En écrivant ça, je repense à un passage d’un livre de Pierre Rottenberg que j’ai trouvé récemment dans une pile de bouquiniste entre un livre pour enfants tout taché et un truc complètement nul, et dont l’obscurité totale mais pleine de sueur et de presque tendresse m’est rentrée dans la tête comme un larsen. Le voici :

« Nous avons affaire au sommeil et dans le sommeil nous trouvons les quelques traits de la révolution (il y a l’immobilité dans la nuit, ce n’est pas être immobile au sens où l’on ne se relèvera et ne se réveillera jamais que de fermer les yeux, ainsi en effet on pourrait croire et faire croire que l’on dort, et ce sommeil serait comme le désintéressement, alors que voici ce sommeil, cette nuit qui colle aux parois internes du visage, cette nuit faite pour définir quelques traits décisifs que nous devons tous porter) la révolution : il faut d’abord se détacher, dans cette nuit justement, de ce qui raye l’espace noir, de ce qui raye en faisant brûler les divinités de la mer, des fleuves, des lacs…. »

C’est tout.
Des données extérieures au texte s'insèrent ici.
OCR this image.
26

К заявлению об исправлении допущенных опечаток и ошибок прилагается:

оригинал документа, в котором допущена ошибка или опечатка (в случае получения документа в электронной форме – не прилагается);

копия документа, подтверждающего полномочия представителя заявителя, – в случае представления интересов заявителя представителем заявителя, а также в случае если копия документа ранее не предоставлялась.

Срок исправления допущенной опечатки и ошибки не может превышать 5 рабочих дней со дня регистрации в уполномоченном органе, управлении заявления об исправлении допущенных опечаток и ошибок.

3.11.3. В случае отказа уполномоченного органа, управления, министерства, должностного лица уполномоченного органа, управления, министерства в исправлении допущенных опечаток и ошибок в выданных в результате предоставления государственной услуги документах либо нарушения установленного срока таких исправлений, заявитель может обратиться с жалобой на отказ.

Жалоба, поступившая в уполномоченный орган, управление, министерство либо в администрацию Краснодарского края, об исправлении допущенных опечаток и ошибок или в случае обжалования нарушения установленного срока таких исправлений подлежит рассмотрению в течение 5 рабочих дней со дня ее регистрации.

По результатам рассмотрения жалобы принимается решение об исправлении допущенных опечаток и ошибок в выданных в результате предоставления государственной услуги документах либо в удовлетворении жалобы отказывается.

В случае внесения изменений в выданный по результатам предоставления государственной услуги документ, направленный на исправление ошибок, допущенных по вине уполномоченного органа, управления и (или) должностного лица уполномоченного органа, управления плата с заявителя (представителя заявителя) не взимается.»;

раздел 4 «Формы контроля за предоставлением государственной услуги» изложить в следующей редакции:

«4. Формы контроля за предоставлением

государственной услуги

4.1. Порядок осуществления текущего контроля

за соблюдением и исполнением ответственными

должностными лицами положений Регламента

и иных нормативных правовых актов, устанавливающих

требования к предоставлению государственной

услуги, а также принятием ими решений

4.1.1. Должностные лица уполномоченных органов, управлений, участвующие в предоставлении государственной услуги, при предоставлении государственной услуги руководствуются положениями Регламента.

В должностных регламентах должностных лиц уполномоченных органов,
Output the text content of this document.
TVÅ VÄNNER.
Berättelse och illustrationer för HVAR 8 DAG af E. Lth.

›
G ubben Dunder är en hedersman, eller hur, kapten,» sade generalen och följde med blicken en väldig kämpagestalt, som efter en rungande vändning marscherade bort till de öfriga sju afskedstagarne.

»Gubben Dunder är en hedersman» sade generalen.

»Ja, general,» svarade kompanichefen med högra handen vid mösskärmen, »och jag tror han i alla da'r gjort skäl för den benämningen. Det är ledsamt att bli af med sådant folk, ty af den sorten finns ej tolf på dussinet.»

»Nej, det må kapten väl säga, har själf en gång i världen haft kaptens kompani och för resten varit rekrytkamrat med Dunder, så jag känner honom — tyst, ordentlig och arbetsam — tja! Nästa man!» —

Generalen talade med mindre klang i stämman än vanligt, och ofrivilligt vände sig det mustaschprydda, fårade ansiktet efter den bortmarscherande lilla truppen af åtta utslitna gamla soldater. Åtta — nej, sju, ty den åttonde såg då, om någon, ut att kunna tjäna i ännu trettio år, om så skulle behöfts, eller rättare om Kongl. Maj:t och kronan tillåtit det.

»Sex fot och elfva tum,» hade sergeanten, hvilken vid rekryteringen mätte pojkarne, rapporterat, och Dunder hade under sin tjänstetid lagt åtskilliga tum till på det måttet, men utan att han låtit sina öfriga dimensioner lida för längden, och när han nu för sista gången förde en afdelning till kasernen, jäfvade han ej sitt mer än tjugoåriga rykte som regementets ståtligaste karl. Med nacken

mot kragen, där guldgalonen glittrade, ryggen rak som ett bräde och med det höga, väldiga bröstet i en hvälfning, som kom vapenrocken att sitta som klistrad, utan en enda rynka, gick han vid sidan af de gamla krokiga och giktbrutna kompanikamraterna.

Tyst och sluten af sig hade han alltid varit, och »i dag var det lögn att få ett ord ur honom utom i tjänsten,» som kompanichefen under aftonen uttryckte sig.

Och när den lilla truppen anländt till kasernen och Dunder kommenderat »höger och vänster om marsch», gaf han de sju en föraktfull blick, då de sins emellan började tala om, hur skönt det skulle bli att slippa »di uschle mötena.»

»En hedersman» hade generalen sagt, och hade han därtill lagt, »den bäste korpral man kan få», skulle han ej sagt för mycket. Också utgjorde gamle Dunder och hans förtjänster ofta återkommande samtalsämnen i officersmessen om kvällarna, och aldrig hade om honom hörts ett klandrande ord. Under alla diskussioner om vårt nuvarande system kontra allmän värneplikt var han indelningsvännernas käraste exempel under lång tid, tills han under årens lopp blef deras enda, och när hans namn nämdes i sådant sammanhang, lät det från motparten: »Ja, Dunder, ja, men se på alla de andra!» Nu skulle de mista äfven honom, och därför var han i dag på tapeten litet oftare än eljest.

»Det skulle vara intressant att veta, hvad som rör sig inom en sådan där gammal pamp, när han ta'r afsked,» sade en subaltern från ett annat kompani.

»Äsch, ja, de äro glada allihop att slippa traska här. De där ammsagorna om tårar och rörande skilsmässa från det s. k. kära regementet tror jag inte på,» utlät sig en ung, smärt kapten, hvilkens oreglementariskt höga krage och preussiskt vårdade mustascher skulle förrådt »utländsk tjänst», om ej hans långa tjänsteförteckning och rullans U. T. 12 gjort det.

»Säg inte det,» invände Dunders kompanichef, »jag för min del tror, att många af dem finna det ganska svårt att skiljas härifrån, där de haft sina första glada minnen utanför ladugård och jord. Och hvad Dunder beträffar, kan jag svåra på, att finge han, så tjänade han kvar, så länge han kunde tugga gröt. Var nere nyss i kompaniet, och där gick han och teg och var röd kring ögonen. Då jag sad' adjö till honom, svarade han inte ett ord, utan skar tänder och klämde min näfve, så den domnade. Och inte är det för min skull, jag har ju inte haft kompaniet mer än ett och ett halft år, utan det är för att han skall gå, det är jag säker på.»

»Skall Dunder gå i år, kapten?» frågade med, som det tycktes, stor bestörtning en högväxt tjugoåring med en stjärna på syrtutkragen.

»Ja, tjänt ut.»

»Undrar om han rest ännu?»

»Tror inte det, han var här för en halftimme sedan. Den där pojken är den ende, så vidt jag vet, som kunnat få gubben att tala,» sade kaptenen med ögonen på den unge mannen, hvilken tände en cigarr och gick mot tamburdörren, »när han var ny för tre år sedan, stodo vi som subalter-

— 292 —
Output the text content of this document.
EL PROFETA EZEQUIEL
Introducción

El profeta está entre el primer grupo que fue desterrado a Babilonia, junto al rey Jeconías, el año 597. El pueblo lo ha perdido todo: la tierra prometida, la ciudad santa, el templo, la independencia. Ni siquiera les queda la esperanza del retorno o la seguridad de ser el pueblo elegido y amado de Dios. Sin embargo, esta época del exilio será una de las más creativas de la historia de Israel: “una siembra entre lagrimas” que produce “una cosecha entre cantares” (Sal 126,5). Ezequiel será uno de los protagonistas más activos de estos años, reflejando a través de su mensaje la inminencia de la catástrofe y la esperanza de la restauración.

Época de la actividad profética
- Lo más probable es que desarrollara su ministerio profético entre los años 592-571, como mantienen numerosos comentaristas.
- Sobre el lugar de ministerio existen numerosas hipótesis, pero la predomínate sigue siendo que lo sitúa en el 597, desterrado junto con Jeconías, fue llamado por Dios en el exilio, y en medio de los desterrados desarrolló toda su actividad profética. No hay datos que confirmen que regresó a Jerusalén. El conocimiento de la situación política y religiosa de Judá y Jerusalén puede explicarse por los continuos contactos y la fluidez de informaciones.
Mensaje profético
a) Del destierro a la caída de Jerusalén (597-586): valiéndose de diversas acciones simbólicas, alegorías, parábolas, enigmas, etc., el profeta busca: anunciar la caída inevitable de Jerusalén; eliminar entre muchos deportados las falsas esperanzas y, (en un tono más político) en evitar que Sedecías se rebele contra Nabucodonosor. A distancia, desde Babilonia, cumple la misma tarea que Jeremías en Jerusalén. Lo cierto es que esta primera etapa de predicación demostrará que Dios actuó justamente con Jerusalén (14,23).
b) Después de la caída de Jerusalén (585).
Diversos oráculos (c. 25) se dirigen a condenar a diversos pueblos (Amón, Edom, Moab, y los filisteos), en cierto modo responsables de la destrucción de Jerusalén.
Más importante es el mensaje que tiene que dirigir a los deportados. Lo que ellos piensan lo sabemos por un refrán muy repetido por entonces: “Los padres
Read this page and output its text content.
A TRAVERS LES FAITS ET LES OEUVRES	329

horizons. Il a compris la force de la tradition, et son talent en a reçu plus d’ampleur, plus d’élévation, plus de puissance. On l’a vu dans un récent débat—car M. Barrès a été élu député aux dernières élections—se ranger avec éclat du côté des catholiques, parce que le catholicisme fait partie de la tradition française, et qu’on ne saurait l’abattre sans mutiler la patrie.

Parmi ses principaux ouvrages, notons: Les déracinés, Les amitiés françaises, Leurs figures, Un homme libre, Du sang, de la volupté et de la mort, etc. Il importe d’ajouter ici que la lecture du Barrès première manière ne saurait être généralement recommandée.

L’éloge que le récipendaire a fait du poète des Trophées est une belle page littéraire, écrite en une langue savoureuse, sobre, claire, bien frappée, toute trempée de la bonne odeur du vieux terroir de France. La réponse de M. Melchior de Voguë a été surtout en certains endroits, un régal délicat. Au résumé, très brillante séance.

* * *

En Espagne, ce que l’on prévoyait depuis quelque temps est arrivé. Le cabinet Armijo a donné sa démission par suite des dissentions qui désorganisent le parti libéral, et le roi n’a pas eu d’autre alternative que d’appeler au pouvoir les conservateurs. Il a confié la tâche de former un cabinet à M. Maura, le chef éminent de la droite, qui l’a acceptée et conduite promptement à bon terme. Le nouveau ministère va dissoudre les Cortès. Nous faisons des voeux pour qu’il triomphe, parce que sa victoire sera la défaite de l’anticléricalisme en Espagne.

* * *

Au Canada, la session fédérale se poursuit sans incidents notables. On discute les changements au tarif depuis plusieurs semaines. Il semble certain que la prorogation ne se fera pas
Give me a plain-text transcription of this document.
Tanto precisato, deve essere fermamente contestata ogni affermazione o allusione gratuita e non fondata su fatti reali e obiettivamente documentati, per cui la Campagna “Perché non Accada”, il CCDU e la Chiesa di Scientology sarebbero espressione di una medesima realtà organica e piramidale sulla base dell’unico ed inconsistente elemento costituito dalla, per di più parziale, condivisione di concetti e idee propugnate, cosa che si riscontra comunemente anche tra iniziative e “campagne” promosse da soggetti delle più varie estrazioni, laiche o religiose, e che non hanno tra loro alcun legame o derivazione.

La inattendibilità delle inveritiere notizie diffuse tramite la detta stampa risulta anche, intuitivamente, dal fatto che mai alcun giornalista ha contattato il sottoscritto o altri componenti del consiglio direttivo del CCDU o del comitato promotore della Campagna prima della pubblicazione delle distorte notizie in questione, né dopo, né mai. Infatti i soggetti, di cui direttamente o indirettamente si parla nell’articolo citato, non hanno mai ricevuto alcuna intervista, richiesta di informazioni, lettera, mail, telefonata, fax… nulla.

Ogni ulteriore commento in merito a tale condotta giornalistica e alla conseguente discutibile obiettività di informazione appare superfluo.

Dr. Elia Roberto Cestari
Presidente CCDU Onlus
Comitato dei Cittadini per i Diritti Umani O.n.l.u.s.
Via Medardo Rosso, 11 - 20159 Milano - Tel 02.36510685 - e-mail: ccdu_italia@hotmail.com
Sorte de dubplate imprimé énigmatique à partir duquel on chante ce qu’on veut dans la tête, mystérieux magma de lave, comme une chanson non-traduite (les paroles n’ont aucune importance, hein Blue). Je remonte la couverture dans mon lit et je ferme les yeux, dans la source du sommeil je dérive et je rêve de disque rayés (scène incroyable dans Babylon, la grand’ peur du disque rayée vite remplacée par la petite peur sordide dont il n’y a rien à faire de beau quand débarque la voisine nazifiée écumante de rage), et je rêve de lacs et de fleuves dansant, de ragoût de mouton, de fête de mariage, et je rêve que je rêve que je rêve, je rêve de la Musique Désintéressée Universelle, c’est ça la révolution…

Et… mais je crois en avoir fini et enfin dormir et pourtant une image me revient soudain, puis elle tourne boucle. Je revois défiler une des dernières scènes du film.

C’est Blue qui erre dans la nuit londonienne remplies de jaune, de bleu, de rose, de néons, d’escalators, de brutes, de curés. Ça fait de la bouillie cinéphile un peu lourde dans ma tête. J’associe d’un coup à la scène de la voiture dans Simone Barbes ou la Vertu, quand Bourgoin prend le volant de la voiture de Michel Delahaye et roule au bout de la nuit, et que soudain s’élève le chant de George Thill qui fait couler les larmes de joie et broie le coeur. Mais pourquoi je pense à ça ? Parce que les voitures dans la rue se ressemblent ? C’est plus que ça (une histoire de films X sans porno et de musique magique).

Simone Barbes ou la Vertu et Babylon : je réalise d’un coup que c’est la même année de sortie pour les deux films, exactement (1980). Drôle de hasard mental, drôle de drame. On dirait le futur ou un passé beaucoup plus lointain, musique qui ne sait plus trop où elle est. C’est la réalité vraiment sordide et la joie chantée qui électrise tout ça, la musique qui éclair (au sens de qui foudroie) ou plutôt déplace tout légèrement de côté… Mais vraiment tout alors… Voilà, il faudrait à la fin s’imaginer ce miracle : chaque objet, chaque câble dans le Sound System, chaque arbre, montagne, immeuble, rivière, chaque voiture de police, chaque rade et chaque garage, chaque Paris et chaque arcade de Brixton légèrement déplacés de quelques centimètres, comme si la réalité toute entière se soulevait mettait à danser en face de Shaka, avec Blue et ses camarades.